With Whites, Jews, and Us, Houria Bouteldja launches a scathing critique of the European Left from an indigenous anti-colonial perspective, reflecting on Frantz Fanon’s political legacy, the republican pact, the Shoah, the creation of Israel, feminism, and the fate of postcolonial immigration in the West in the age of rising anti-immigrant populism. Drawing upon such prominent voices as James Baldwin, Malcolm X, and Jean Genet, she issues a polemical call for a militant anti-racism grounded in the concept of revolutionary love.

Such love will not come without significant discomfort for whites, and without necessary provocation.
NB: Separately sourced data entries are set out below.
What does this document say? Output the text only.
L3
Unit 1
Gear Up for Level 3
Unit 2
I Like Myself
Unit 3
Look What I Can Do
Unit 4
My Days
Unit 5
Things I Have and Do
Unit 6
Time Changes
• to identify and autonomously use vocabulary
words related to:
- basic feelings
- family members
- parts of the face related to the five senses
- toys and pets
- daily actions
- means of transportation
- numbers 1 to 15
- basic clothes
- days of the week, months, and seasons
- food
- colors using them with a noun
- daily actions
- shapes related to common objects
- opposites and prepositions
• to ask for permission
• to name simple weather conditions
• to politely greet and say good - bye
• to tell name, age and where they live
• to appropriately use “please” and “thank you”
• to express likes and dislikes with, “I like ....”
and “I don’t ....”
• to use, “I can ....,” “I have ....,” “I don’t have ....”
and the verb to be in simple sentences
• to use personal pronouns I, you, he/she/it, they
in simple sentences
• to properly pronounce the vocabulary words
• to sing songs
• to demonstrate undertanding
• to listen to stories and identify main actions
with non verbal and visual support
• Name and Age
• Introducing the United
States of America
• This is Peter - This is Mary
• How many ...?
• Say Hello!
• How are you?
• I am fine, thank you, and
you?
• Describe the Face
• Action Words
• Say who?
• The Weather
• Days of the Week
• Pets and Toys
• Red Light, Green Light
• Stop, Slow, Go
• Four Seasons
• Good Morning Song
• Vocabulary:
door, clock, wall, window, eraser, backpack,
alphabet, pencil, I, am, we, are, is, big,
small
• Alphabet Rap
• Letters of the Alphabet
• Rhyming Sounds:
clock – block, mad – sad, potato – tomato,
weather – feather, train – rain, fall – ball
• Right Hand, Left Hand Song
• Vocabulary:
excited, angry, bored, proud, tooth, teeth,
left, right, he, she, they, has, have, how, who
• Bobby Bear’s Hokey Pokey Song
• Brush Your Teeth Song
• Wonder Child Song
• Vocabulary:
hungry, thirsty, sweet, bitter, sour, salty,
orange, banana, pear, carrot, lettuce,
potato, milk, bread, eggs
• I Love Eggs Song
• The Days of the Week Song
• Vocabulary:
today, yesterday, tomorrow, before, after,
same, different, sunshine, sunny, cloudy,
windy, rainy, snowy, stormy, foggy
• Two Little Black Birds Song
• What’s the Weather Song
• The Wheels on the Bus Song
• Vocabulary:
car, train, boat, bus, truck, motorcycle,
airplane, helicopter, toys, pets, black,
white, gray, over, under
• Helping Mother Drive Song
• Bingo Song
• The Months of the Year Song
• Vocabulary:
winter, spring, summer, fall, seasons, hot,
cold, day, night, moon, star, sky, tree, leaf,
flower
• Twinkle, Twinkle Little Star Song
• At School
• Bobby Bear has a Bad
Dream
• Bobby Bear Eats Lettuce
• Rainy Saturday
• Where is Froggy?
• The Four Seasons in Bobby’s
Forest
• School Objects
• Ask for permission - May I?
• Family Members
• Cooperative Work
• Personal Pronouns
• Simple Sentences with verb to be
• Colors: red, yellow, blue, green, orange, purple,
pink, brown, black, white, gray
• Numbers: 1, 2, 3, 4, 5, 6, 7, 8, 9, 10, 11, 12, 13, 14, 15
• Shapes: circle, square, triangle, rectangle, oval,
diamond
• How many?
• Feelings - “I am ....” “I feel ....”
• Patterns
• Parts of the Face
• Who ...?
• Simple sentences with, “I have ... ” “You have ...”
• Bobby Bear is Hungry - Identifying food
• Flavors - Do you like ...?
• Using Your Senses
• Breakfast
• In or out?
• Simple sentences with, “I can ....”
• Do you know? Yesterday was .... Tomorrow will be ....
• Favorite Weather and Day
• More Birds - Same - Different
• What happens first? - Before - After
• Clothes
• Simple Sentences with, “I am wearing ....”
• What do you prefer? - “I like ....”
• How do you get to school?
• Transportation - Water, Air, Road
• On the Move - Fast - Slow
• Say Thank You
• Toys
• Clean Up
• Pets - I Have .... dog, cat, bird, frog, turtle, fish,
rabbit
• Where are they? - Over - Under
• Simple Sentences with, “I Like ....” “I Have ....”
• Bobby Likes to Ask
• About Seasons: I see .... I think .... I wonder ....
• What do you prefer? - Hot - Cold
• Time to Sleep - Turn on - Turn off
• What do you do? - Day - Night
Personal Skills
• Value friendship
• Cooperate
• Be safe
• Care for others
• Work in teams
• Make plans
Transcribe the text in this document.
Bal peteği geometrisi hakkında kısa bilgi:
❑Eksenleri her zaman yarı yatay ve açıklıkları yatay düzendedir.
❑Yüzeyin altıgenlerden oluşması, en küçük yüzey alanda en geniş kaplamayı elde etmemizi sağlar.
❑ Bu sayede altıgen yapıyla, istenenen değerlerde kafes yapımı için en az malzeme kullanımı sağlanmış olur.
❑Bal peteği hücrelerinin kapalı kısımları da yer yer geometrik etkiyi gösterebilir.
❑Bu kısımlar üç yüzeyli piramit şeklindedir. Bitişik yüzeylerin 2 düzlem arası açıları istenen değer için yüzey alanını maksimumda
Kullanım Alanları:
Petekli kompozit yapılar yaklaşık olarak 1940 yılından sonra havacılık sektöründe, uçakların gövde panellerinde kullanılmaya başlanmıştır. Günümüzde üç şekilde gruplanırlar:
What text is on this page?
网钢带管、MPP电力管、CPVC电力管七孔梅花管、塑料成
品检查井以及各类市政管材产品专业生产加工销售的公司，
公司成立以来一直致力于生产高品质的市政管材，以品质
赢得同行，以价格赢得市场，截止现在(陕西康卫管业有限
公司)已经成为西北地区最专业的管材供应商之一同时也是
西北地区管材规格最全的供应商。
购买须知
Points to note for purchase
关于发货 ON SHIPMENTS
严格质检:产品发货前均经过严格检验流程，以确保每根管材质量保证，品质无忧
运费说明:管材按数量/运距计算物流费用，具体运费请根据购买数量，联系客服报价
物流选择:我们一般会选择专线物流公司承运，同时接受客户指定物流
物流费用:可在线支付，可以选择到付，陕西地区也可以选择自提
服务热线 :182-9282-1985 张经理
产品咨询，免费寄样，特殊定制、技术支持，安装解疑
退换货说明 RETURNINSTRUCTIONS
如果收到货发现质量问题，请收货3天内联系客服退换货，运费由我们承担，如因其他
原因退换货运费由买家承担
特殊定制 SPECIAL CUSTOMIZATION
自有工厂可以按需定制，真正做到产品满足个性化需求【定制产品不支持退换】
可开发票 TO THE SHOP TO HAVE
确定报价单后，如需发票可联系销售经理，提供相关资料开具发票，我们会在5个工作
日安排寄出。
Bouteldja challenges widespread assumptions among the Left in the United States and Europe—that anti-Semitism plays any role in Arab–Israeli conflicts, for example, or that philo-Semitism doesn’t in itself embody an oppressive position; that feminism or postcolonialist theory is free of colonialism; that integrationalism is a solution rather than a problem; that humanism can be against racism when its very function is to support the political-ideological apparatus that Bouteldja names the “white immune system.”

At this transitional moment in the history of the West—which is to say, at the moment of its decline—Bouteldja offers a call for political unity that demands the recognition that whiteness is not a genetic question: it is a matter of power, and it is high time to dismantle it.

This Semiotext(e)/Intervention series English-language edition includes a foreword by Cornel West.